A Song of Entry
This is a fairly recent (ca 2002) depiction of Jesus’s Triumphal Entry from the Bulgairan artist Julia Stankova. In many respects — the color, the composition; the shape of the buildings, the characters and the rocks; even some of the marks of age — this looks like a traditional icon. Yet the image is oddly distorted: bent, as though warped by a funhouse mirror. The Holy One, coming to his people enthroned on a donkey, takes on an alien appearance: his peaceful and luminous features distorted. But perhaps, it is not he who is distorted, but the earth — its curvature here compressed, and his properly-proportioned figure is there beyond our comprehension. Perhaps it is that he is not only too divine, but too human for us to receive him.
When he entered Jerusalem, the whole city was stirred up, saying, “Who is this?”
— Matthew 21:10
Palm Sunday
Texts for Today
Prayer
Almighty and everlasting God, in your tender love for us you sent your Son our Savior Jesus Christ to take upon himself our nature, and to suffer death upon the cross, giving us the example of his great humility: Mercifully grant that we may walk in the way of his suffering, and come to share in his resurrection; through Jesus Christ our Lord, who lives and reigns with you and the Holy Spirit, one God, for ever and ever.
ლოცვა - Galoba (The Prayer)
The vivacious Georgian folk group Trio Mandili perform a (relatively) recent poem by the 19th C Georgian nationalist Ilia Chavchavadze.
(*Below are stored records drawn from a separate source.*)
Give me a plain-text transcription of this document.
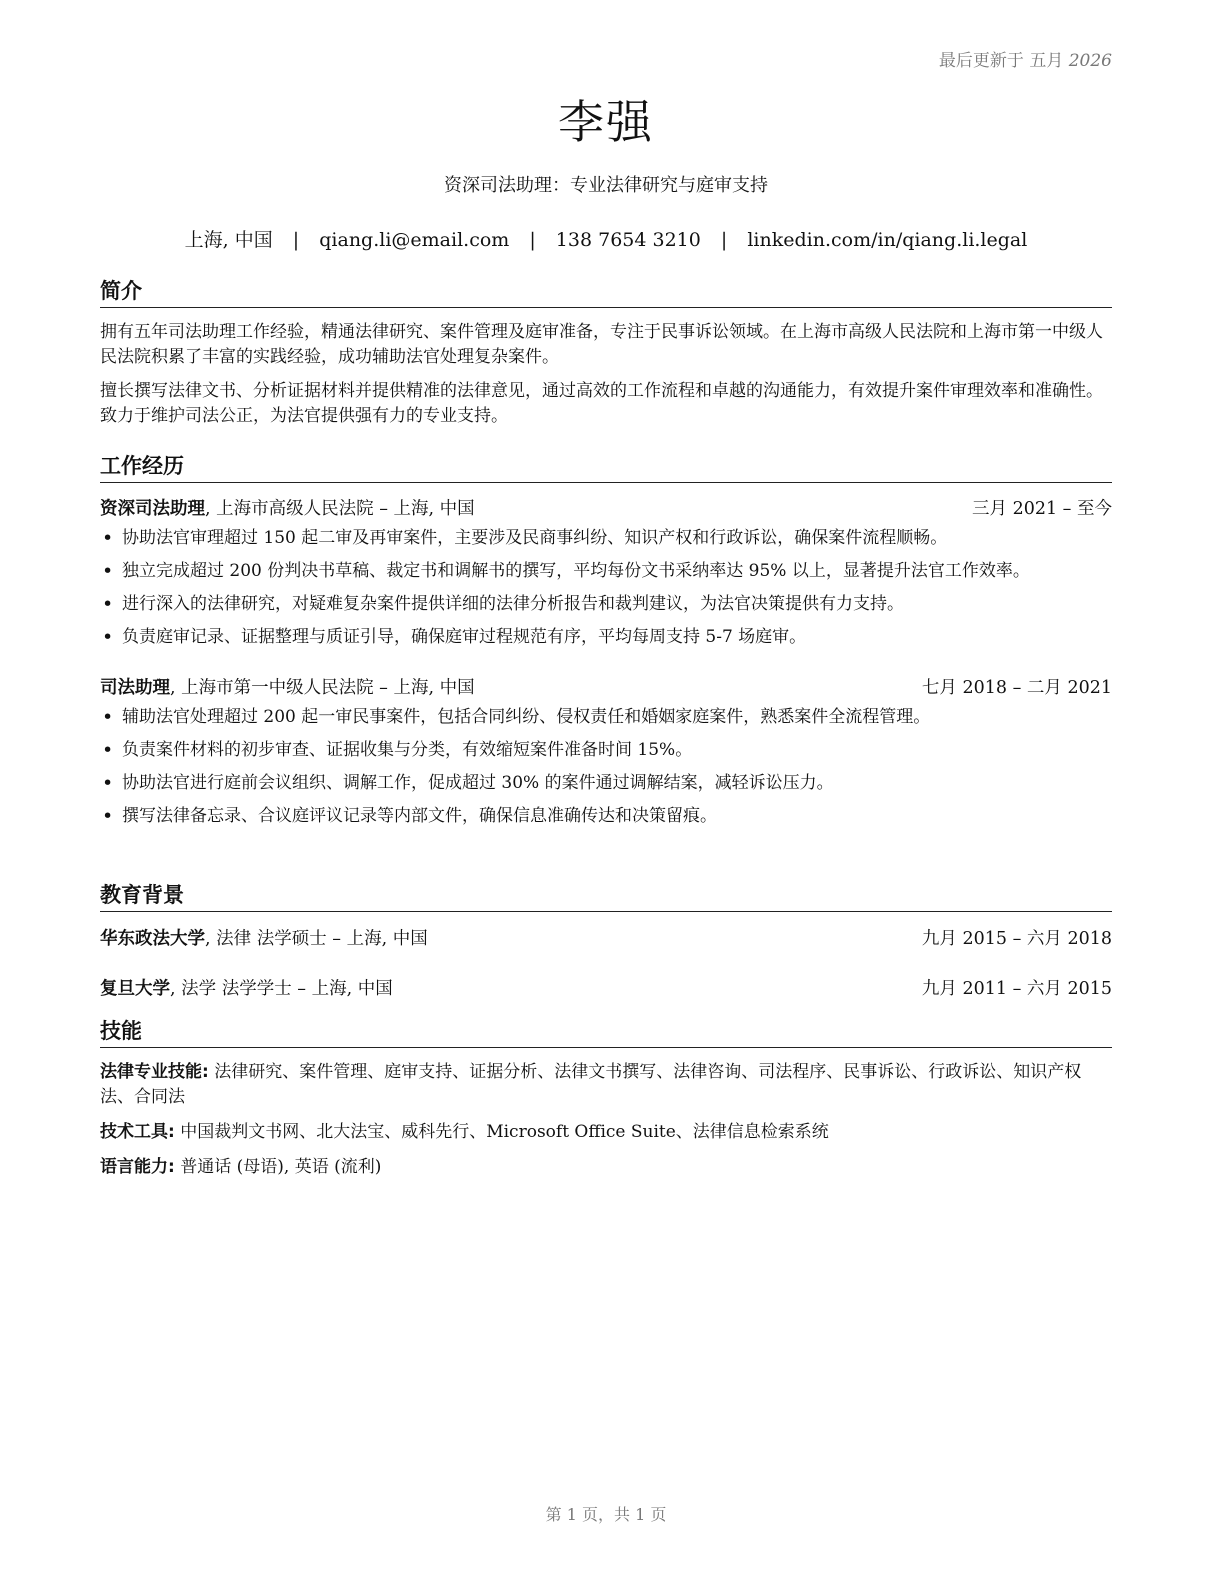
最后更新于 五月 2026
李强
资深司法助理：专业法律研究与庭审支持
上海, 中国 | qiang.li@email.com | 138 7654 3210 | linkedin.com/in/qiang.li.legal
简介

拥有五年司法助理工作经验，精通法律研究、案件管理及庭审准备，专注于民事诉讼领域。在上海市高级人民法院和上海市第一中级人民法院积累了丰富的实践经验，成功辅助法官处理复杂案件。

擅长撰写法律文书、分析证据材料并提供精准的法律意见，通过高效的工作流程和卓越的沟通能力，有效提升案件审理效率和准确性。致力于维护司法公正，为法官提供强有力的专业支持。

工作经历
资深司法助理, 上海市高级人民法院 – 上海, 中国	三月 2021 – 至今
• 协助法官审理超过 150 起二审及再审案件，主要涉及民商事纠纷、知识产权和行政诉讼，确保案件流程顺畅。
• 独立完成超过 200 份判决书草稿、裁定书和调解书的撰写，平均每份文书采纳率达 95% 以上，显著提升法官工作效率。
• 进行深入的法律研究，对疑难复杂案件提供详细的法律分析报告和裁判建议，为法官决策提供有力支持。
• 负责庭审记录、证据整理与质证引导，确保庭审过程规范有序，平均每周支持 5-7 场庭审。
司法助理, 上海市第一中级人民法院 – 上海, 中国	七月 2018 – 二月 2021
• 辅助法官处理超过 200 起一审民事案件，包括合同纠纷、侵权责任和婚姻家庭案件，熟悉案件全流程管理。
• 负责案件材料的初步审查、证据收集与分类，有效缩短案件准备时间 15%。
• 协助法官进行庭前会议组织、调解工作，促成超过 30% 的案件通过调解结案，减轻诉讼压力。
• 撰写法律备忘录、合议庭评议记录等内部文件，确保信息准确传达和决策留痕。
教育背景
华东政法大学, 法律 法学硕士 – 上海, 中国	九月 2015 – 六月 2018
复旦大学, 法学 法学学士 – 上海, 中国	九月 2011 – 六月 2015
技能

法律专业技能: 法律研究、案件管理、庭审支持、证据分析、法律文书撰写、法律咨询、司法程序、民事诉讼、行政诉讼、知识产权法、合同法

技术工具: 中国裁判文书网、北大法宝、威科先行、Microsoft Office Suite、法律信息检索系统

语言能力: 普通话 (母语), 英语 (流利)

第 1 页，共 1 页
Although performed in a church and in the style of liturgical music with which the trio would be familiar, this is actually very much a paraliturgical piece. Romantic and nationalistic themes lie behind the poets expression … and the performance of his piece, which is offered on behalf of the victims and those who continue to suffer in the war presently being inflicted on Ukraine and its people. But drawing these affections into the grammar of faith is important: we are reminded that the drama we celebrate as Christ comes to Jerusalem and there is crushed by the machinations of his age that what we celebrate in our faith does not altogether transcend history, but it is its secret meaning and fulfillment. The Christ who entered once into Jerusalem in history enters still into a world that both rejoices and rejects him: and we are caught up in the terror and the drama and the mystery of this Act.
Here are the words of the poem, in translation:
With tenderness I stand before thee on my knees;
I ask for neither wealth nor glory;
I won't debase my holy prayer with earthly matters.
I would wish for my soul to rest in heaven,
My heart to be radiant with love heralded by thee,
Even if they pierce me in the heart:
“Forgive them Lord, for they know not what they do!"